ABOUT POSITIVE SPIN
In his 2013 Executive Order establishing the HIV Care Continuum Initiative, President Obama called upon Federal agencies implementing the National HIV/AIDS Strategy to prioritize addressing the HIV care continuum, including by accelerating efforts to increase HIV testing, services, and treatment along the continuum. In 2013, AIDS.gov developed two videos to help educate Americans about the continuum of HIV care: The HIV Care Continuum Initiative of the National HIV/AIDS Strategy and HIV Continuum of Care with Dr. Grant Colfax.

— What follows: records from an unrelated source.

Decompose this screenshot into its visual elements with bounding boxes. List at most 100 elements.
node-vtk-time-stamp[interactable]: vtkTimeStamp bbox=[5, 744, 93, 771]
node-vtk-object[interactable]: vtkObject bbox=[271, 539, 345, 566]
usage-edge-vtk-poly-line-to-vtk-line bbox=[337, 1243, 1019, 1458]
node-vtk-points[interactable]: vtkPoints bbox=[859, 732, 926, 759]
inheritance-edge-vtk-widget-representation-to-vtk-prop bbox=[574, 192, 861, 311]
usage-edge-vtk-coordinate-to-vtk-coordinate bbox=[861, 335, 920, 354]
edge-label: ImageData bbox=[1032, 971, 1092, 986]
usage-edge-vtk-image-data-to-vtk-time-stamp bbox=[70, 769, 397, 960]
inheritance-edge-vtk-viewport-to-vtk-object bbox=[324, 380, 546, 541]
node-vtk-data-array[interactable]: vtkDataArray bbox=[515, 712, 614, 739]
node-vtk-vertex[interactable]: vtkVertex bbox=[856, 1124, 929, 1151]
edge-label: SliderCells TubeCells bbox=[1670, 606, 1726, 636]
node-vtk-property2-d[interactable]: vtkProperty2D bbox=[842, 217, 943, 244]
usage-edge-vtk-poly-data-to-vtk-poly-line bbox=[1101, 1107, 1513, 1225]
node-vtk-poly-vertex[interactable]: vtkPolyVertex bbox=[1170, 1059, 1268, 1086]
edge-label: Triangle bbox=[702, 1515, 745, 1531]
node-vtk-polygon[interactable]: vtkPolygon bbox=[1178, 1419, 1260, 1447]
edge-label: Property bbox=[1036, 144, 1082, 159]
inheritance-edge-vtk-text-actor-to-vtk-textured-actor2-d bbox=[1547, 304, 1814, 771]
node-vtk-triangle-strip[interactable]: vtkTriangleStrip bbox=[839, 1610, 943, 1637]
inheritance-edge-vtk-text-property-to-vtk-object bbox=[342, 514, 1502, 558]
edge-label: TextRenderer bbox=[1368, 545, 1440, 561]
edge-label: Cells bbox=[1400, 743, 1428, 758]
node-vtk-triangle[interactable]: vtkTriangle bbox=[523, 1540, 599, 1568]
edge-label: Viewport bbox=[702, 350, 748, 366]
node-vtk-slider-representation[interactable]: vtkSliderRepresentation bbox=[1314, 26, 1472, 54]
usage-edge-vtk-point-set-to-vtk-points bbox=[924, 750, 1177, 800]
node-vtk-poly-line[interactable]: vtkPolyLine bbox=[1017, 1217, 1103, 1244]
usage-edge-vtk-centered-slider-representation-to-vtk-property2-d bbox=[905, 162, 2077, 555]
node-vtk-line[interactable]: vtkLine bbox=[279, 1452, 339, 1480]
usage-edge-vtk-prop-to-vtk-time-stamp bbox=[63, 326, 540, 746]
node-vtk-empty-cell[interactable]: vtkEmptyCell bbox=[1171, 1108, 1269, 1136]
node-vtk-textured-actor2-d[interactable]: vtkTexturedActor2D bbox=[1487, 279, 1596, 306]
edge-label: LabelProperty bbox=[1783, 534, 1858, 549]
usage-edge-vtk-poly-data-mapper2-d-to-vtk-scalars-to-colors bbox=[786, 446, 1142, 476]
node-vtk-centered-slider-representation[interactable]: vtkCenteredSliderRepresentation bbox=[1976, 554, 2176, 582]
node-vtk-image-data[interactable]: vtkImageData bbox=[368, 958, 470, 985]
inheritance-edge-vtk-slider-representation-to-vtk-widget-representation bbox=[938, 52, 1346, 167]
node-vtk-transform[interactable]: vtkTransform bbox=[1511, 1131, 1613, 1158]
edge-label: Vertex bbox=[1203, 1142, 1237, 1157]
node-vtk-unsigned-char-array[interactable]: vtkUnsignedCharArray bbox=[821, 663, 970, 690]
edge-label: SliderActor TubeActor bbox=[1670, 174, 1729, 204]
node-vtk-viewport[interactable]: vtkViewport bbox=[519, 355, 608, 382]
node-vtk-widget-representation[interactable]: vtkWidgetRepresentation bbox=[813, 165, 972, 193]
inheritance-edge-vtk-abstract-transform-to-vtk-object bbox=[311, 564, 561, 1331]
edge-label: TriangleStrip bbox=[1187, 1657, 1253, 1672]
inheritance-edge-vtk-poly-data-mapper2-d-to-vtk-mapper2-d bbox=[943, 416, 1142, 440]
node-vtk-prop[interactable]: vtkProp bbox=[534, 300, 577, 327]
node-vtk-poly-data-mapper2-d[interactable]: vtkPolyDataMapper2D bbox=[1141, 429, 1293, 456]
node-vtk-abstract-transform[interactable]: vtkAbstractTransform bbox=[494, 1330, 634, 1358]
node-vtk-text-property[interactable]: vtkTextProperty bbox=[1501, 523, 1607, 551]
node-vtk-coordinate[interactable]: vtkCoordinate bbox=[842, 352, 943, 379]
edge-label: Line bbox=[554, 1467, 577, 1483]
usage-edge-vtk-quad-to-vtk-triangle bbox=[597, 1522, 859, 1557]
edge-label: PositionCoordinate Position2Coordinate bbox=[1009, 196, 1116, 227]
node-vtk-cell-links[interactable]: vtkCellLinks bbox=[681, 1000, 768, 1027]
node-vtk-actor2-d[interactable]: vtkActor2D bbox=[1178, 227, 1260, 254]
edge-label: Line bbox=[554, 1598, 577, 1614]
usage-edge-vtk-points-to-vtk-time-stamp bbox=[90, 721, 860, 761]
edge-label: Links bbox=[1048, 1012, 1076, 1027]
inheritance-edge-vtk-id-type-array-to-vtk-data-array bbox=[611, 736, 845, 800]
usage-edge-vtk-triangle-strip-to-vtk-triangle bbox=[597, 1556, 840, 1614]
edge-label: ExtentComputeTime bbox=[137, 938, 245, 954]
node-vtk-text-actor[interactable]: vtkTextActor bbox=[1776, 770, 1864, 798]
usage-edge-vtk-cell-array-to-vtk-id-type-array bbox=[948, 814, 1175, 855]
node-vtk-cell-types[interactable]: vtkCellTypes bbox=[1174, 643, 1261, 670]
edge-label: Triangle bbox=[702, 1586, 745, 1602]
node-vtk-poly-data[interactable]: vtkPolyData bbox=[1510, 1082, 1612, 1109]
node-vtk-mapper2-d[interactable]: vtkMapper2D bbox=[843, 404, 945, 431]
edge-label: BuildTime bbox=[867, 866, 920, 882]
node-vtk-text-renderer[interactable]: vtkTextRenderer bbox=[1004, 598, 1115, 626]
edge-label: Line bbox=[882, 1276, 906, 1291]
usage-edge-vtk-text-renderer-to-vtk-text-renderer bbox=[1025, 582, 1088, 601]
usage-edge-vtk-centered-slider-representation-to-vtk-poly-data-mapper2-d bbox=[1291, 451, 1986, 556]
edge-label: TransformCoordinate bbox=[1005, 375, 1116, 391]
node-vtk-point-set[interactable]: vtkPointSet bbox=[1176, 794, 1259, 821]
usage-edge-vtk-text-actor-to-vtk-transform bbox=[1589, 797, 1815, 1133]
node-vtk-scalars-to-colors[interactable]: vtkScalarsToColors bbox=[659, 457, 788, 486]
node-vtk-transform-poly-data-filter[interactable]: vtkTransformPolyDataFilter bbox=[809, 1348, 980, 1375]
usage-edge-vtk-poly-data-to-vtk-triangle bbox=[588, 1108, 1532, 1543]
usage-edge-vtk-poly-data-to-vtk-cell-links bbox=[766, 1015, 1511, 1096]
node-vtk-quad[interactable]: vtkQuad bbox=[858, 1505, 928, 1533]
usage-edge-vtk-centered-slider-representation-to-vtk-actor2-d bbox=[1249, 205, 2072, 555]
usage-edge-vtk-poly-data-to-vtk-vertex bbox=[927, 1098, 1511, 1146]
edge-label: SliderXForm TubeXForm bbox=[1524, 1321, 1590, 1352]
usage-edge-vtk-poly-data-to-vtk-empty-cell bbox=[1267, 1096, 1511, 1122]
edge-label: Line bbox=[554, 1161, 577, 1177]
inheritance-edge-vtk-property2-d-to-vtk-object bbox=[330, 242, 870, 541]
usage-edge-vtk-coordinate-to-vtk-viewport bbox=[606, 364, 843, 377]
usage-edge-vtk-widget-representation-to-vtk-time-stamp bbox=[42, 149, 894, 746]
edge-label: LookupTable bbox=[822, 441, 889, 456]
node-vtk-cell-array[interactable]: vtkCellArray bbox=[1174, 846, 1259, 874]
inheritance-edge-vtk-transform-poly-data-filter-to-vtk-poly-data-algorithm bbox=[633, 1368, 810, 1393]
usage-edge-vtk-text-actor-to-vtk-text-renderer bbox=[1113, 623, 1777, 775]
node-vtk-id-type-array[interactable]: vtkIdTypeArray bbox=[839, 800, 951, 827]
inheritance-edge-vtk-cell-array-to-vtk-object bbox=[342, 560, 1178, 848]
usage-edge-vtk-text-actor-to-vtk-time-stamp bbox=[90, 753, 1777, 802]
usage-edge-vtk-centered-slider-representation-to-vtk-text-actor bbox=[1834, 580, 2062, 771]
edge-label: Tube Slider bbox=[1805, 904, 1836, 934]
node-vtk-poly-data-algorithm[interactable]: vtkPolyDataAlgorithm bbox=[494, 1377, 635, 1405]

Encouraged by the White House to update those videos, AIDS.gov developed Positive Spin to continue to raise awareness and understanding of the HIV care continuum. Given the disproportionate impact of HIV on young Black gay, bisexual and other men who have sex with men (MSM) and our ongoing commitment to using new media tools in HIV efforts, we developed this tool to feature the personal stories of Black MSM who have successfully navigated the continuum from initial diagnosis to achieving viral suppression as a way to explain what the HIV care continuum is and demonstrate its importance.
Positive Spin uses personal storytelling videos because we know the power of compelling personal stories to communicate important messages across communities and populations, and to address the misconceptions, stigma, and discrimination that continue to present significant barriers to accessing HIV testing and treatment. The stories of the men featured in this project represent their own experiences and are not intended to be inclusive—HIV affects each individual differently and everyone’s story is unique. We hope to grow this project with additional stories of other individuals living with HIV who have achieved the goal of full viral suppression. If you have a story to share or a perspective you would like to see included, please contact us at: [email protected].
What Is The HIV Care Continuum?
The HIV care continuum describes the series of steps a person with HIV takes from initial diagnosis through their successful treatment with HIV medications. The stages along the continuum are: being HIV tested, being linked to care, starting HIV treatment (getting on antiretroviral therapy), staying engaged in HIV care, and achieving the goal of viral suppression, meaning the amount of HIV in the body is very low or undetectable. By achieving viral suppression, people with HIV can stay healthy, live longer, and significantly reduce their chances of passing HIV to others. Only 30% of people living with HIV in the U.S. make it all of the way through the HIV care continuum to achieve that goal.